The gasket 40 is disposed between the lower joint member 26 and the lower cover 30 to prevent leakage of the forced gas and the joint gap.

In summary, due to the phenomenon of axial misalignment between the air outlet and the air guiding hole, at this time, the gas diffusion device is installed on the air outlet hole of the upper cover, and the air inlet hole of the lower cover is inflated with the inflating hole of the wafer cassette. The connection allows the gas diffusion device to be disposed directly above the inflation hole, avoiding the location of the wafer storage in the wafer cassette, but still communicating with the inflation hole to achieve uniform airflow and maintain the interior of the wafer cassette.

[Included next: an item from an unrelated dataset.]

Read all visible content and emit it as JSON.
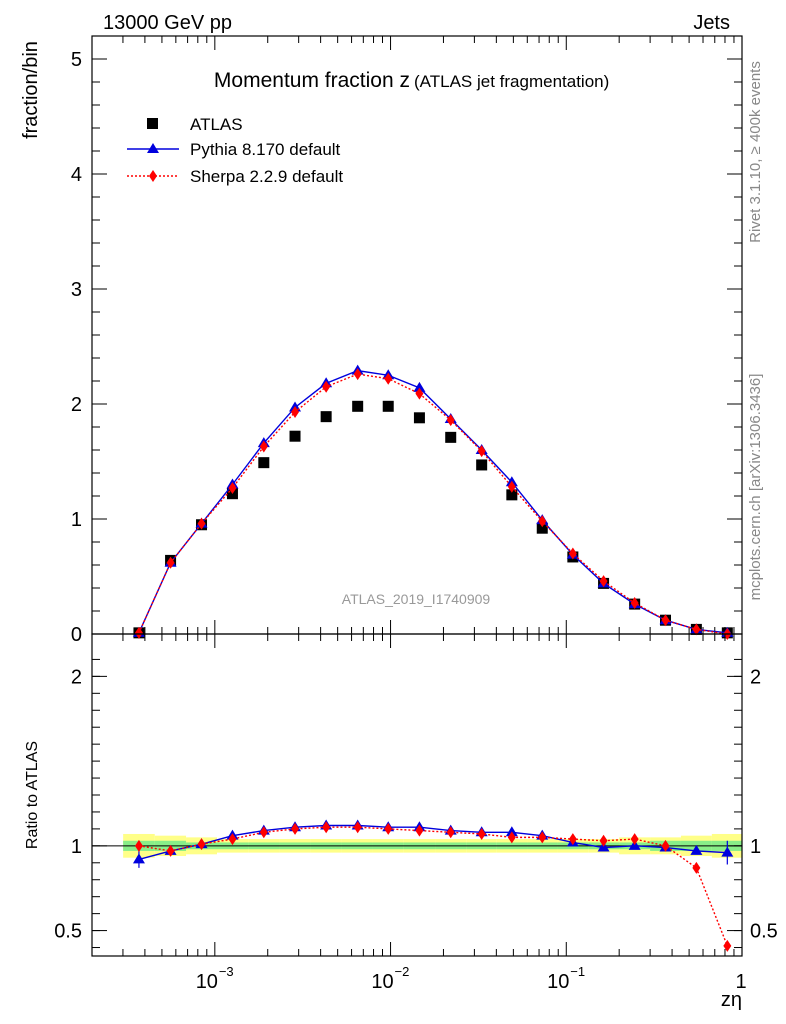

With the flow guiding structure of the present invention, it is not necessary to change the structure of the original gas diffusion device or the inflation hole, and it is not necessary to change the position of the inflation hole in the wafer cassette, and the structure of the existing wafer cassette and the inflation hole can be used. The gas diffusion device is smoothly installed on the wafer cassette, which is low in cost and simple and convenient.

10‧‧‧Upper cover

12‧‧‧ Vents

20‧‧‧Baffle

22‧‧‧Inlet

24‧‧‧Upper connector

26‧‧‧ Lower connector

30‧‧‧Under the cover

32‧‧‧Air intake

34‧‧‧Second locking hole

40‧‧‧shims

42‧‧‧ holes

A1‧‧‧ Venting axis

A2‧‧‧Drain shaft axis

A3‧‧‧Intake shaft axis

C‧‧‧ hatching

Claims (9)

A flow guiding structure comprising: an upper cover having an air outlet; a deflector having a flow guiding hole; and a lower cover having an air inlet, wherein the deflector and the upper cover and the lower cover respectively Connected, and the axial line of the air outlet and the axial line of the air guiding hole are parallel to each other, and the axial line of the guiding hole and the axial line of the air inlet are connected to each other in a straight line. The flow guiding structure according to claim 1, wherein the deflector further has an upper connecting member connected to the upper cover and forming a gas receiving space. The flow guiding structure according to claim 1, wherein the deflector further has a lower connecting member and is connected to the lower cover by the lower connecting member. The flow guiding structure of claim 3, wherein a spacer is disposed between the deflector and the lower cover. The flow guiding structure of claim 4, wherein the spacer has at least one hole corresponding to the guiding hole. The flow guiding structure of claim 4, wherein the lower connecting member has a shape of a quarter of a cylinder. The flow guiding structure of claim 6, wherein the lower connecting member has a first locking hole. The flow guiding structure of claim 7, wherein the spacer has at least one hole corresponding to the lower connecting member. The flow guiding structure of claim 8, wherein the lower cover further has at least one second locking hole correspondingly engaged with the first locking hole.